Ich will das, was ich gerade angedeutet habe, zum Schluss noch ein wenig als Vorsitzender der Theologischen Kammer der EKD ausführen - Sie haben die Freundlichkeit besessen, mich heute um das erste Gru?wort in dieser Funktion nach der Bestallung durch den Rat zu bitten. Uns fehlt, meine Damen und Herren, liebe Schwestern und Brüder, eine elementare, nicht schulgebundene Theologie, eine klare, pr?zise, allgemeinverst?ndliche Theologie zu den gro?en Fragen der Religion in der Gegenwart. Warum musste Jesus sterben? Glauben wir alle an den einen Gott? Und so weiter und so fort. Wir geben an den Universit?ten positionale Antworten, H?rle, Herms, meinetwegen auch Ebeling, Pannenberg und so weiter und so fort (meinen akademischen Lehrer Jüngel nenne ich in diesem Zusammenhang nicht, denn er hat einmal einen Beitrag unter dem Titel "Meine Theologie" mit dem unverge?lichen Satz begonnen: "Meine Theologie - da stock ich schon". Aber das ist doch eher die Ausnahme in unserem, mit Verlaub manchmal recht eitlen 三亿体育·(中国)官方网站). Wir vermitteln dagegen meist unsere (oder eben auch: meine) Antworten den Studierenden. Aber nur wenige Kollegen wissen, da? die zentrale Aufgabe darin besteht, eine aus den biblischen Texten erwachsende und Zeitgenossen direkt ansprechende nichtpositionale, elementare, elementarisierende Theologie zu entwerfen, die zugleich für den Christenmenschen und die Nichtchristen verst?ndlich ist, den Atheisten ernst nimmt und trotzdem die zentrale Weichenstellungen des christlichen Glaubens nicht verschweigt. Elementarisierend - nicht simplifizierend, je nach Anla? auch ohne den schützenden Mantel der traditionellen Begrifflichkeit, den ich als Kirchenhistoriker doch eigentlich so liebe, vor dem Forum nicht nur der Gebildeten unter den Ver?chtern, um einen früheren Friedrichstadt-Pfarrer zu zitieren, elementar, weil - wie es bei Thomas von Aquin hei?t - die Wahrheit einfach ist.

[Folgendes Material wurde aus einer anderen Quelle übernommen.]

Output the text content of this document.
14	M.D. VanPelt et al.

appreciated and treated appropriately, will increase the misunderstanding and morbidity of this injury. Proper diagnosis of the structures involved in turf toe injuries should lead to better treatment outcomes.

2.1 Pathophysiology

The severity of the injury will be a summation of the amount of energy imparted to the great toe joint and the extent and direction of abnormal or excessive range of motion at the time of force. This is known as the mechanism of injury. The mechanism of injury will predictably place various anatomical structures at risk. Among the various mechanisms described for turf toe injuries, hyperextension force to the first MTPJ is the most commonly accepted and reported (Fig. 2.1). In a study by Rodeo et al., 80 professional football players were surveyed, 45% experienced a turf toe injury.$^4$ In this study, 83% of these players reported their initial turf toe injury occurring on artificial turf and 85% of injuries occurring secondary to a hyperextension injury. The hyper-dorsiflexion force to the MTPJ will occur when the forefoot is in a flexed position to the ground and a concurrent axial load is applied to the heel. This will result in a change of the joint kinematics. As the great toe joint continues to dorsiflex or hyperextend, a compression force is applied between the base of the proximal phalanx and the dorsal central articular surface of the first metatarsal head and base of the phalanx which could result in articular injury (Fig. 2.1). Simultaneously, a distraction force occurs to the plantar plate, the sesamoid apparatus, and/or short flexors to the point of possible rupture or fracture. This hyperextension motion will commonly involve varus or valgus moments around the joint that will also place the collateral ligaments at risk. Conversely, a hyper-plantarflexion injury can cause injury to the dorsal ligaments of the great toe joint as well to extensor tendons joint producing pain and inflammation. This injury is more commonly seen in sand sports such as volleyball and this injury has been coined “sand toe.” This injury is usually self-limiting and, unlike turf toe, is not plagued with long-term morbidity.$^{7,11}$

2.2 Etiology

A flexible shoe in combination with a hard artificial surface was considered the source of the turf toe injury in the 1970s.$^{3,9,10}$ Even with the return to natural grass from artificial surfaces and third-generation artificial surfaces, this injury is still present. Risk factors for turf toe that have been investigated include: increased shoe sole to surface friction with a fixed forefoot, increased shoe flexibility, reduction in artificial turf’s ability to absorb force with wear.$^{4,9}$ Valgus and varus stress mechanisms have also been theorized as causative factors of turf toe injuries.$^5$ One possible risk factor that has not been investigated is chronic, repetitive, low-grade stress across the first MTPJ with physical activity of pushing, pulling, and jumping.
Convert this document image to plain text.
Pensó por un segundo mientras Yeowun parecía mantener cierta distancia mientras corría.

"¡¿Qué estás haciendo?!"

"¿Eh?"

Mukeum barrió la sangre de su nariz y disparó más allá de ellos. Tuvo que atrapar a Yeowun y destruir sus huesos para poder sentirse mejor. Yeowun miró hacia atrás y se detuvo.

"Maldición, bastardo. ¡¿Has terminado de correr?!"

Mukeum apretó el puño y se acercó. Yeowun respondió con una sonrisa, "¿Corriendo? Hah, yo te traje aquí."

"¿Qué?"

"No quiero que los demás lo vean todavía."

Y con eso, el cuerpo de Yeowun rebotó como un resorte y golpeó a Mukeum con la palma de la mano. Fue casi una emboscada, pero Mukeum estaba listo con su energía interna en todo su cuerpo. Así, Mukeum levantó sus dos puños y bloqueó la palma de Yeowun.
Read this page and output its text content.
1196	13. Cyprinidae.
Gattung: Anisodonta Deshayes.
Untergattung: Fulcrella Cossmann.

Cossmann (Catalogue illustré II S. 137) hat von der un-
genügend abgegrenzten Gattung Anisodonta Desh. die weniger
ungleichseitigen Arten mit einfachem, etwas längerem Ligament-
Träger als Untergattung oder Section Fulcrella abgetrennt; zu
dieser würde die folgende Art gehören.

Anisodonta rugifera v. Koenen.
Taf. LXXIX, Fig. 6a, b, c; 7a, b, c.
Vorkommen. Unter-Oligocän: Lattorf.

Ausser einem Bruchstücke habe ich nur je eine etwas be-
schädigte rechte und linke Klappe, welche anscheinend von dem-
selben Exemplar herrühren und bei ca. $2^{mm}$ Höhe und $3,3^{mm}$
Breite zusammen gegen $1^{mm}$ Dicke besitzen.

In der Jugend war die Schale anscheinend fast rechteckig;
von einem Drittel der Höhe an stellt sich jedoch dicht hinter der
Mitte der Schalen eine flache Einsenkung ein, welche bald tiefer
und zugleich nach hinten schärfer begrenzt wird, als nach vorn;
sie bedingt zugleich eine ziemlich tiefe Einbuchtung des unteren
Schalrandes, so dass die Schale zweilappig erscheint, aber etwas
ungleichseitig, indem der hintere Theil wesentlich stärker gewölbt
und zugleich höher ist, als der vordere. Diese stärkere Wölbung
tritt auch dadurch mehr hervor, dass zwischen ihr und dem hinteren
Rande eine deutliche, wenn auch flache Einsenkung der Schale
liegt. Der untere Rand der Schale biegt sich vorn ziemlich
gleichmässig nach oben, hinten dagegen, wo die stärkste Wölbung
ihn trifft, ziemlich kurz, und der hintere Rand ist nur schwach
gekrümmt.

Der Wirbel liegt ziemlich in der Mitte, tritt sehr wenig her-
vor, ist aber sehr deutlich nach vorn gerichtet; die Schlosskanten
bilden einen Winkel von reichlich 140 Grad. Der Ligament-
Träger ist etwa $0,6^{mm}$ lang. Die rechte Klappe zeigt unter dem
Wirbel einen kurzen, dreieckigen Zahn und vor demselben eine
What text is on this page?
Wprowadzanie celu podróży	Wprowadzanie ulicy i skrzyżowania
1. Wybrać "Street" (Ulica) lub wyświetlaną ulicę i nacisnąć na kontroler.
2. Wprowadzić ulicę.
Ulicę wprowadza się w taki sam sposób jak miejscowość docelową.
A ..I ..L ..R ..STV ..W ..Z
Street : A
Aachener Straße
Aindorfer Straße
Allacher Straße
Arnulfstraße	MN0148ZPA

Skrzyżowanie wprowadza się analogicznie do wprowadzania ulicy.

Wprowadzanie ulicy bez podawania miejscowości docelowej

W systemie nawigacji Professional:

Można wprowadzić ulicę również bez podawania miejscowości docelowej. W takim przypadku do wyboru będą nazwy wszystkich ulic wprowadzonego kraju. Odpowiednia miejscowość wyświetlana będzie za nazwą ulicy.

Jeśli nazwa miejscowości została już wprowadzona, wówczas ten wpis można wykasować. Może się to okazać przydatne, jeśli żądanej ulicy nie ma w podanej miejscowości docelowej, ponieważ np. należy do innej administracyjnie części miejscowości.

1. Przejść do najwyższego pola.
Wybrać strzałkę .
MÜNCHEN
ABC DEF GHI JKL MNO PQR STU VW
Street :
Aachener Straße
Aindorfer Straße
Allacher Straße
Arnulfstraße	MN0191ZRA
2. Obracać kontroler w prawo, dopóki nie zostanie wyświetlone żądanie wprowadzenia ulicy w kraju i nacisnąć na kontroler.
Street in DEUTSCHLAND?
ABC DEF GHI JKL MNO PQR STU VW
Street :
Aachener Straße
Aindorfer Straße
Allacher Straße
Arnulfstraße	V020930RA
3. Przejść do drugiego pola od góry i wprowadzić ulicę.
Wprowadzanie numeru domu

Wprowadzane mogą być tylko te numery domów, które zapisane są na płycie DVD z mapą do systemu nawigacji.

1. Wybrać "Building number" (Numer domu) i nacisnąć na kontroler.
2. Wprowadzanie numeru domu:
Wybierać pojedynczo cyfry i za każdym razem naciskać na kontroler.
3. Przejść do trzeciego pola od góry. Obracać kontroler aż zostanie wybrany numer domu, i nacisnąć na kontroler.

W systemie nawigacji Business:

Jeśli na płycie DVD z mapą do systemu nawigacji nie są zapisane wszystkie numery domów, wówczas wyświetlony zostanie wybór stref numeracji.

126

Nun ahnen Sie, meine sehr verehrten Damen und Herren, warum ich heute so gern die Einladung angenommen habe, ein Gru?wort zu sprechen: Weil die EZW uns ein Vorbild bei diesem Gesch?ft sein kann, bei diesem Gesch?ft unterstützt, uns zu diesem Gesch?ft herausfordert - in der Kammer, an den Universit?ten, in der Kirche. Und dafür ist Ihnen in der EZW herzlich zu danken und für die kommenden fünfzig Jahre Gottes Segen zu wünschen. Ja, um Geistesgegenwart geht es, lieber Herr Kollege Hempelmann - und wir wissen ja noch, um wes' Geistes Gegenwart es da geht. Vielen Dank für Ihre Aufmerksamkeit.